The men exchanged knowing glances that belied that fact. Women often loved wastrels.
“How did you know where to find him?” Ran asked.
“I’ve had weeks to think about the man,” Jack answered ruefully. “I did not doubt that the outlaw once existed, but it stood to reason that the proliferating number of robberies could only mean that others had taken up the colorful nickname. As legend springs up in the wake of reality, I assumed the real ‘Blackjack’ was dead or retired. Friends made inquiries to discover which theory was correct.”
“You have friends?” Ran asked skeptically, still smarting from his exclusion in the matter.
“I have acquaintances.

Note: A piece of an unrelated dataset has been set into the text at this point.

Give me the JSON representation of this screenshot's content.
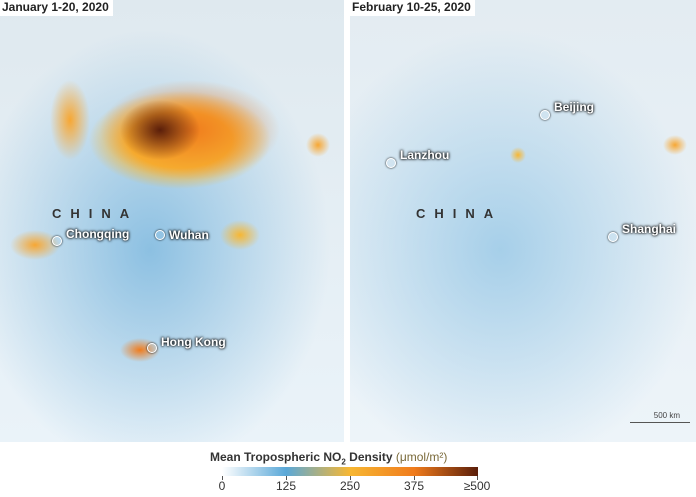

Once the calendar year turned over I also had money enough to bribe the tightest maw.”
“I commend your ingenuity.”
“Thank you. I believe Monsieur de Tristesse rather enjoyed setting the record straight. As a good citizen of the Isle of Jersey these last twenty years and with a family of six to rear, he wanted his name cleared of the worst infamy that has become attached to the reputation of ‘Black Jack’.”
“I’m glad you can be so philosophical about it, for your generos
ity to him will cost you mightily.”
Jack lifted a brow. “There were stipulations? What are they?”

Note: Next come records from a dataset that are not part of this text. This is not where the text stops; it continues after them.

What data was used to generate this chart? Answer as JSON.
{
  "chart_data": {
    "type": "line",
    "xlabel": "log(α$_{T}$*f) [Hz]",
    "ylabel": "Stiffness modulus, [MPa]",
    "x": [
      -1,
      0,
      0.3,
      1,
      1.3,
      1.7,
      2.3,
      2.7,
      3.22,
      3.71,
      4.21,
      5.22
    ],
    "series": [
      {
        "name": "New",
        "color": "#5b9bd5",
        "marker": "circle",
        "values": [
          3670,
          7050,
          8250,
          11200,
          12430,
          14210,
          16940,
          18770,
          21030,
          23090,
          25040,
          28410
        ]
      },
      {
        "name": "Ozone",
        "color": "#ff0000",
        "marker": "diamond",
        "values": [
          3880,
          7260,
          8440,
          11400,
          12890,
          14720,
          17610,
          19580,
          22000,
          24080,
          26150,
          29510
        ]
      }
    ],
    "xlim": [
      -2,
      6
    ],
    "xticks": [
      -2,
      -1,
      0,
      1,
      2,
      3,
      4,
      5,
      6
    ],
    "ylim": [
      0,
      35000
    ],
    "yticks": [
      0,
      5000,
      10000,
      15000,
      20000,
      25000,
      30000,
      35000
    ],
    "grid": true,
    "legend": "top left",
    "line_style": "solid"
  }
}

“You must leave London, immediately,” Randolph answered grimly. “If you are discovered within the borders of England after Friday, you shall be summarily arrested.”
Jack nodded. “A pleasant alternative to exile. Does Sabrina know?”
Randolph paused fractionally before answering. “McDonnell waited himself to hear the verdict.”
Something ugly moved in Jack’s expression. “So then, she will know.”
“She is very likely being shoved before a minister at moment.”
Jack stood and reached for his coat. “I wish her every happiness, I’m sure.”
“God grant me mercy!” Randolph cried in disgust. “If you love her, take her with you! If not, be damned to you!”
Grinning, Jack stuck an arm in the first sleeve. “I rather think I will.”
Lotte eyed him with fond admiration. “Which is it, Jack?”
Jack shoved his arm into the other sleeve and hoisted the coat up onto his shoulders. “I rather think I shall take her with me.”
Randolph nodded his head once. “Here, you will need this.”
“What is it?”
“Miss Lyndsey’s passage to America.”
Jack’s expression altered. “You never gave it to her?”
“She refused her portion. Her brother and your servant received theirs. They are waiting for you in the port town of Plymouth. I have a message from the tall blackamoor.”
“Zuberi? Yes?”
“He said to tell you that he did not leave a certain person, his words, in Bath. He is sorry to disobey you in this one small matter but as she is leaving England with him, it will no longer inconvenience you.”